Тётя Люба что-то рассказывала ему из их детства, вспоминала, как маленькими были Семён и Гриня, приезжали гостить к ней в город. Не знаю, слушал ли всё это дядя Витя или просто наслаждался звуком её голоса – мне казалось, что даже слушать ему было больно. Однако он пытался улыбаться и неотрывно смотрел на нас. Когда мы уже собрались уходить, он сказал:
– Простите меня.
Он умер в разгар мая, когда уже отцветали пушистые жёлтые и фиолетовые колокольчики сон-травы, заголубели нежные звёздочки незабудок, когда набрали бутоны и готовились затопить весь мир благоуханием красавицы черёмухи.
Дядю Витю похоронили в городе, не стали везти в Мальцево, на дальнее кладбище, да там как будто уже и не было места рядом с отцом и его братом. Тётя Валя плакала, утираясь белым платком, её обнимал за плечи старший сын Семён. Младший сын, Гриня (его я тогда увидела впервые), с такой же пышной, как у отца, кудрявой шевелюрой, стоял поодаль и смотрел на всё происходящее как-то сквозь, будто не видя его. Тётя Люба успокаивала дрожащую бабу Зою, накинула на неё для тепла свою куртку, и та в несоразмерной одежде с чужого плеча была похожа на нищенку.
Поминки устроили в городской столовой. Ели блины, кутью, тушённую с капустой, пили водку и кисель. Это были первые похороны в моей жизни. Правда, когда мне ещё не исполнилось семи лет, хоронили мою бабушку, но тогда я ещё не понимала, что это – навсегда, и сохранила в памяти только причитания старух и то, с каким трудом долбили лопатами мёрзлую землю.

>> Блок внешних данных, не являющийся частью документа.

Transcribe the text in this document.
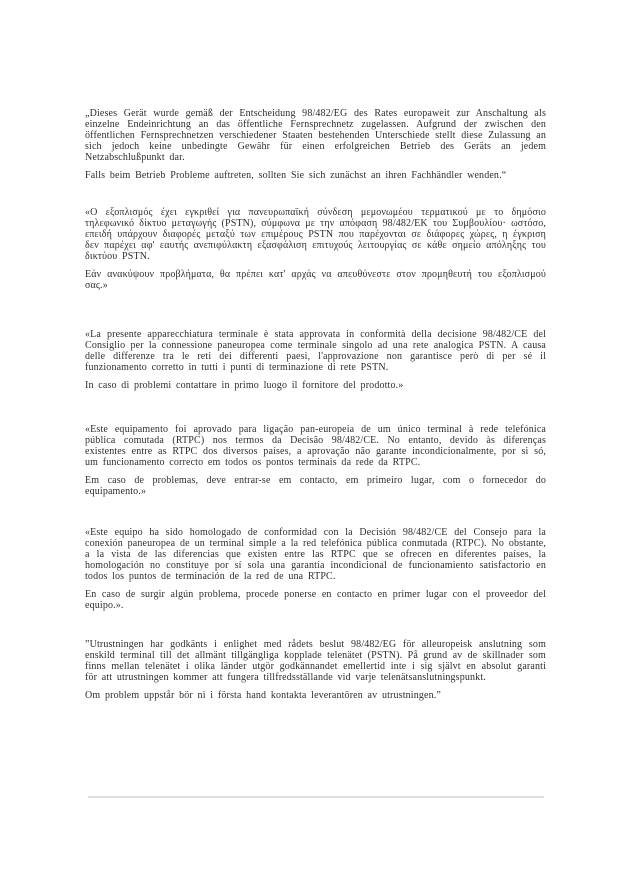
„Dieses Gerät wurde gemäß der Entscheidung 98/482/EG des Rates europaweit zur Anschaltung als einzelne Endeinrichtung an das öffentliche Fernsprechnetz zugelassen. Aufgrund der zwischen den öffentlichen Fernsprechnetzen verschiedener Staaten bestehenden Unterschiede stellt diese Zulassung an sich jedoch keine unbedingte Gewähr für einen erfolgreichen Betrieb des Geräts an jedem Netzabschlußpunkt dar.

Falls beim Betrieb Probleme auftreten, sollten Sie sich zunächst an ihren Fachhändler wenden.“

«Ο εξοπλισμός έχει εγκριθεί για πανευρωπαϊκή σύνδεση μεμονωμέου τερματικού με το δημόσιο τηλεφωνικό δίκτυο μεταγωγής (PSTN), σύμφωνα με την απόφαση 98/482/ΕΚ του Συμβουλίου· ωστόσο, επειδή υπάρχουν διαφορές μεταξύ των επιμέρους PSTN που παρέχονται σε διάφορες χώρες, η έγκριση δεν παρέχει αφ' εαυτής ανεπιφύλακτη εξασφάλιση επιτυχούς λειτουργίας σε κάθε σημείο απόληξης του δικτύου PSTN.

Εάν ανακύψουν προβλήματα, θα πρέπει κατ' αρχάς να απευθύνεστε στον προμηθευτή του εξοπλισμού σας.»

«La presente apparecchiatura terminale è stata approvata in conformità della decisione 98/482/CE del Consiglio per la connessione paneuropea come terminale singolo ad una rete analogica PSTN. A causa delle differenze tra le reti dei differenti paesi, l'approvazione non garantisce però di per sé il funzionamento corretto in tutti i punti di terminazione di rete PSTN.

In caso di problemi contattare in primo luogo il fornitore del prodotto.»

«Este equipamento foi aprovado para ligação pan-europeia de um único terminal à rede telefónica pública comutada (RTPC) nos termos da Decisão 98/482/CE. No entanto, devido às diferenças existentes entre as RTPC dos diversos países, a aprovação não garante incondicionalmente, por si só, um funcionamento correcto em todos os pontos terminais da rede da RTPC.

Em caso de problemas, deve entrar-se em contacto, em primeiro lugar, com o fornecedor do equipamento.»

«Este equipo ha sido homologado de conformidad con la Decisión 98/482/CE del Consejo para la conexión paneuropea de un terminal simple a la red telefónica pública conmutada (RTPC). No obstante, a la vista de las diferencias que existen entre las RTPC que se ofrecen en diferentes países, la homologación no constituye por sí sola una garantía incondicional de funcionamiento satisfactorio en todos los puntos de terminación de la red de una RTPC.

En caso de surgir algún problema, procede ponerse en contacto en primer lugar con el proveedor del equipo.».

”Utrustningen har godkänts i enlighet med rådets beslut 98/482/EG för alleuropeisk anslutning som enskild terminal till det allmänt tillgängliga kopplade telenätet (PSTN). På grund av de skillnader som finns mellan telenätet i olika länder utgör godkännandet emellertid inte i sig självt en absolut garanti för att utrustningen kommer att fungera tillfredsställande vid varje telenätsanslutningspunkt.

Om problem uppstår bör ni i första hand kontakta leverantören av utrustningen.”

Когда я в день похорон легла спать, мне показалось, что меня окружала со всех сторон немая тишина, непроницаемая, как могила. Я задавала себе вопрос – как может быть, что человек есть, а потом его нет? Это противоречило природе, всему укладу мира. В природе после тягостной осени приходила неминуемая зима, а потом наступал апрель, и всё рождалось заново. В книжке «Хатха-йога», которая валялась у мамы в шкафу, вскользь говорилось о переселении душ, но мне не очень нравилась эта идея. Прострелы появлялись весной такими же махровыми цветами, а не грибами сморчками, и черёмуха расцветала черёмухой, а не сиренью. Всё весной оживало и возвращалось к своему изначальному, только обновлённому, облику. Но где и в чём была весна для людей?
Через несколько дней после похорон в город внезапно приехала Ленка. У неё случился выкидыш, после кровотечения началось воспаление, и ей пришлось ехать в городскую больницу, чтобы пройти чистку. После операции она осталась пожить сутки у тёти Любы, и в это время как раз прошло девять дней со дня дяди Витиной смерти.
Грустные события снова собрали нас втроём, как уже почти два года назад под звёздным небом в Мальцеве, расположили к разговорам.
– Он ведь мой любимый братик был, девочки, – говорила тётя Люба. – Пойдём вот с ним, с Зиной, – Пашка-то уже старше был – на речку. Извозимся все в песке, изгваздаемся! Пойдём домой чумазые. Маманька как увидит нас, кричит: «Вы где были?!» А мы ей: «На речке». Она кричит опять: «Там вода-то есть?»
Тётя Люба пыталась улыбаться, глядела на нас тревожными плачущими глазами. Видно было, что смерть брата сильно надломила её.
– Рустам-то приходил? – спросила Лена.
– Приходил, да что он мне скажет? Брат, говорит, не сын и не отец.
– Ну-ну… – неопределённым тоном, то ли соглашаясь, то ли осуждая, изрекла Ленка. – Что ему ещё сказать. Вот зачем он тебе, тётя Люба, нужен?
– Не знаю. Привыкла я к нему. Плохо будет без него.
– А с ним хорошо, что ли? Всё равно у него семья своя. Побудет тут с тобой, потешится и свалит обратно туда. Как кот по весне, шарахается тудым, сюдым. Разве положишься на такого?
– Он же татарин. У них принято, что две жены можно.
В ответ на это Ленка от души матерно выругалась.